Dünya medyasının bu ilgisizliği izleyici açısından bir handikap da yaratıyor. Otuzu aşkın ve bir kısmı pek de tanınmayan branşı hakkını vererek takip etmek ya da en basitinden, ilgi alanına göre bir izleme programı oluşturmak için bir rehberliğe ihtiyaç var. Neyse ki Socrates Dergi'nin bir kitap ebadındaki olimpiyat sayısı Oyunların başlangıcına yetişti. Bu özel sayıda, Türkiye atletizminin, takımın neredeyse tamamının devşirme sporculardan oluşmasının başlıca nedeni olan doping cezalarıyla anılan şu son birkaç yılının masaya yatırıldığı tartışma dosyasıyla, hemen her branştan Türkiye adına yarışacak ve kamuoyunun birçoğunu pek tanımadığı sporcularla yapılan röportajlar özellikle değerli.
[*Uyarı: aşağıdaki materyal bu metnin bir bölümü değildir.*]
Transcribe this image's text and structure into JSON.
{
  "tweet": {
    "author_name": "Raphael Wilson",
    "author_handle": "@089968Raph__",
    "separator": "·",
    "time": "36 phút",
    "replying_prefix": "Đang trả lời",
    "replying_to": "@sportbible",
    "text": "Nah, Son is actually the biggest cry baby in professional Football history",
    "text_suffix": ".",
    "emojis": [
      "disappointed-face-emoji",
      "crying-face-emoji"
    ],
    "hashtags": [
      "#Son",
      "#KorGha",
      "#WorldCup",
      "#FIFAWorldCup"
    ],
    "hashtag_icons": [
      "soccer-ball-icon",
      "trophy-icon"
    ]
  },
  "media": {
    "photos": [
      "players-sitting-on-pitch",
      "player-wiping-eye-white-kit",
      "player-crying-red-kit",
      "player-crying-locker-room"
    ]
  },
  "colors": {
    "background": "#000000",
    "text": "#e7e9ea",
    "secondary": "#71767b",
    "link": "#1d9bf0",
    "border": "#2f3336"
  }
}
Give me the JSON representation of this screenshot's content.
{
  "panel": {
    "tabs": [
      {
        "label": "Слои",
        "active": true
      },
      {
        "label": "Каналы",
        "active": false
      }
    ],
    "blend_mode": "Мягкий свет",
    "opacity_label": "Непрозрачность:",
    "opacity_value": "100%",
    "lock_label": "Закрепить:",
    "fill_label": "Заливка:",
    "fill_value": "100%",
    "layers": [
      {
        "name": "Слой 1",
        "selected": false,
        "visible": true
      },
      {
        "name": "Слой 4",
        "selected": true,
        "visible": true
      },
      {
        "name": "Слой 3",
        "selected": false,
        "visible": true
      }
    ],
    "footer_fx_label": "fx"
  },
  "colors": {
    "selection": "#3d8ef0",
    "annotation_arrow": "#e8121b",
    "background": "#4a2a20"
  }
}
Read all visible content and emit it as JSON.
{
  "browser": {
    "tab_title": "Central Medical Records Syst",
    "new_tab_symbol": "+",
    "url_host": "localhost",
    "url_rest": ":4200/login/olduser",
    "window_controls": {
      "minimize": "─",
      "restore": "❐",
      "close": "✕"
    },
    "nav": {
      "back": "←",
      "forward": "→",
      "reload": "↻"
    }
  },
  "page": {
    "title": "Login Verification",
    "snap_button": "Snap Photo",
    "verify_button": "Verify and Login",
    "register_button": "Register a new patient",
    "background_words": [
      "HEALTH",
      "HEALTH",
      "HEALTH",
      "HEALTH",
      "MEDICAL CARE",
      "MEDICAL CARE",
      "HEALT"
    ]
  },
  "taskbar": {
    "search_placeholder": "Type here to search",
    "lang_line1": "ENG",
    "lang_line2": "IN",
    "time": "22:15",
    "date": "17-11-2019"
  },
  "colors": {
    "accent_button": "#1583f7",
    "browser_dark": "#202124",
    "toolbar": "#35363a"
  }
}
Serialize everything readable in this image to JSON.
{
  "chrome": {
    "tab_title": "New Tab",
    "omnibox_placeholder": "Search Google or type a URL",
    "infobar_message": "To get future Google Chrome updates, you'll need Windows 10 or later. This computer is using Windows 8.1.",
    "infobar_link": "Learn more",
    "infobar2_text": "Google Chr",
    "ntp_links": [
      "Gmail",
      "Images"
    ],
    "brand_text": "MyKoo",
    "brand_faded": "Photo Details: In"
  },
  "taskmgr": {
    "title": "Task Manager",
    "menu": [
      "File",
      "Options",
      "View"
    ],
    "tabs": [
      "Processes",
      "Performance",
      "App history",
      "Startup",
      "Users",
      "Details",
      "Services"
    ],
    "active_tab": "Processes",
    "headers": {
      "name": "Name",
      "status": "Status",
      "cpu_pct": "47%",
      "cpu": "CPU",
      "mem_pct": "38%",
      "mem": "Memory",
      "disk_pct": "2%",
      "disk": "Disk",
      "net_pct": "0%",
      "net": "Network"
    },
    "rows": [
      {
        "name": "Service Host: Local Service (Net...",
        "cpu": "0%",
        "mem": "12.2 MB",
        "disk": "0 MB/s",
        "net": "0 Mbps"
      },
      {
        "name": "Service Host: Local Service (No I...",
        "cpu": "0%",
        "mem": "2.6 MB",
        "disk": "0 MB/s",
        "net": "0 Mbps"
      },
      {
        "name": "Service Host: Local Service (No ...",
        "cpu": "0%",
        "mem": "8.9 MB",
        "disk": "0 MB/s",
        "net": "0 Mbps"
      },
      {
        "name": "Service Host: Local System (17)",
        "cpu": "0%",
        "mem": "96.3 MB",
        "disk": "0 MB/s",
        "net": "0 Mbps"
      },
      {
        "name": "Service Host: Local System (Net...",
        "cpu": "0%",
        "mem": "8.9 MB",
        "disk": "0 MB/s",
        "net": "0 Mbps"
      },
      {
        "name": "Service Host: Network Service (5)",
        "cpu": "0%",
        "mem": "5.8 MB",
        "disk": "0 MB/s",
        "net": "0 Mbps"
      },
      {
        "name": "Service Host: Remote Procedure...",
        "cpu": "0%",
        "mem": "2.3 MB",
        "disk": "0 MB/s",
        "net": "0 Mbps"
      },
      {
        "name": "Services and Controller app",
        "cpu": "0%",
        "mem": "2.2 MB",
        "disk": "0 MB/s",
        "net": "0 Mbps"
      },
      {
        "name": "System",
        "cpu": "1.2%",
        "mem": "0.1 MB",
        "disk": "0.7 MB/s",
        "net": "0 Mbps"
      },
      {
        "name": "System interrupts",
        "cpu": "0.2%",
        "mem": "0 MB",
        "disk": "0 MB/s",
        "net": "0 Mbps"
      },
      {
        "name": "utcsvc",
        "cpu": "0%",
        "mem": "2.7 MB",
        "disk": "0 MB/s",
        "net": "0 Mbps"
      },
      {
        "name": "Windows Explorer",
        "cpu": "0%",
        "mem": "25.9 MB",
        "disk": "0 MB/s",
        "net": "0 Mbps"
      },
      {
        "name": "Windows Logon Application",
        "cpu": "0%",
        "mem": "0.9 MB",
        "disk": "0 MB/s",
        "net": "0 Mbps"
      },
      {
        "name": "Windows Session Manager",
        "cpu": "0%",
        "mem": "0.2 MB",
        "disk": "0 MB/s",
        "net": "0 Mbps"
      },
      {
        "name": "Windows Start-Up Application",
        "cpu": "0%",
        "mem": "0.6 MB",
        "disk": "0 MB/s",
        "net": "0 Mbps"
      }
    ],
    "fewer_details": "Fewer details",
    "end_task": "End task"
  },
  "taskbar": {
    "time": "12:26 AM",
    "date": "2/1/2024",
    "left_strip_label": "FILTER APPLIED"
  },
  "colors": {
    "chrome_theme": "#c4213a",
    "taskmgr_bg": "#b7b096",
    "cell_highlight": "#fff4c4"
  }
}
Kaan Kural'ın, ABD'nin basketbol hakimiyetinin doruğu, düşüşe geçişi ve tekrar yükselişi üzerine kaleme aldığı yazı da, spor sayfalarında nadir okunabilen analizlerden. Kısacası derginin bu son sayısı, iyi bir başlangıç rehberi olmuş.

Belirli bir ya da birkaç sporla daha yakından ilgilenmek ve bilgisini arttırmak isteyenlerse, biraz daha derine kazarak aradıkları mecralara ulaşabilecekler. Acaba Oyunlar televizyondan yayınlanmayacak mı, endişesini yaşatan ve açılış töreninden birkaç saat önce ancak çözülebilen yayın sorunu, izleyicileri alternatif arayışlara yönelterek belki de bir anlamda yararlı oldu. TRT'nin çoğu zaman tek, bazen iki kanaldan milli sporcu/takım odaklı yayın programıyla sınırlı kalmak istemeyenler, Oyunlar için açılan ve aynı anda şu ana kadar denk geldiğim kadarıyla 6 farklı karşılaşma ya da yarışı canlı yayınlayan youtube kanalını tercih edebilecekler. Bu kanallarda sesli anlatım olmadığından takımlar ya da spor hakkında detaylı bilgi edinmek için, her sporun en az bir delisi olduğu düşüncesinden hareket ederek, blog, tematik portal ve sosyal medya hesabı araştırması yapmak yararlı olacaktır. Bu yeni durum, izleyiciyi kanepenin konforundan bir canlı yayın resim seçicisine dönüştürse de, Olimpiyatın çeşitliliğini yaşamak için daha elverişli. Adı üstünde, bu seçicilik bazı sporları elemeyi de gerektirmez mi? Kendi adıma, bir spor kanalında spikerlik yaptığım dönemde, yayına geç kalan, yeterince hazırlanmayan ya da başkaca bir hata yapana ceza olarak uygun görüldüğü esprisini yaptığımız Golf yayınları, bu elemede kurban edilecek sporların başında yer alıyor.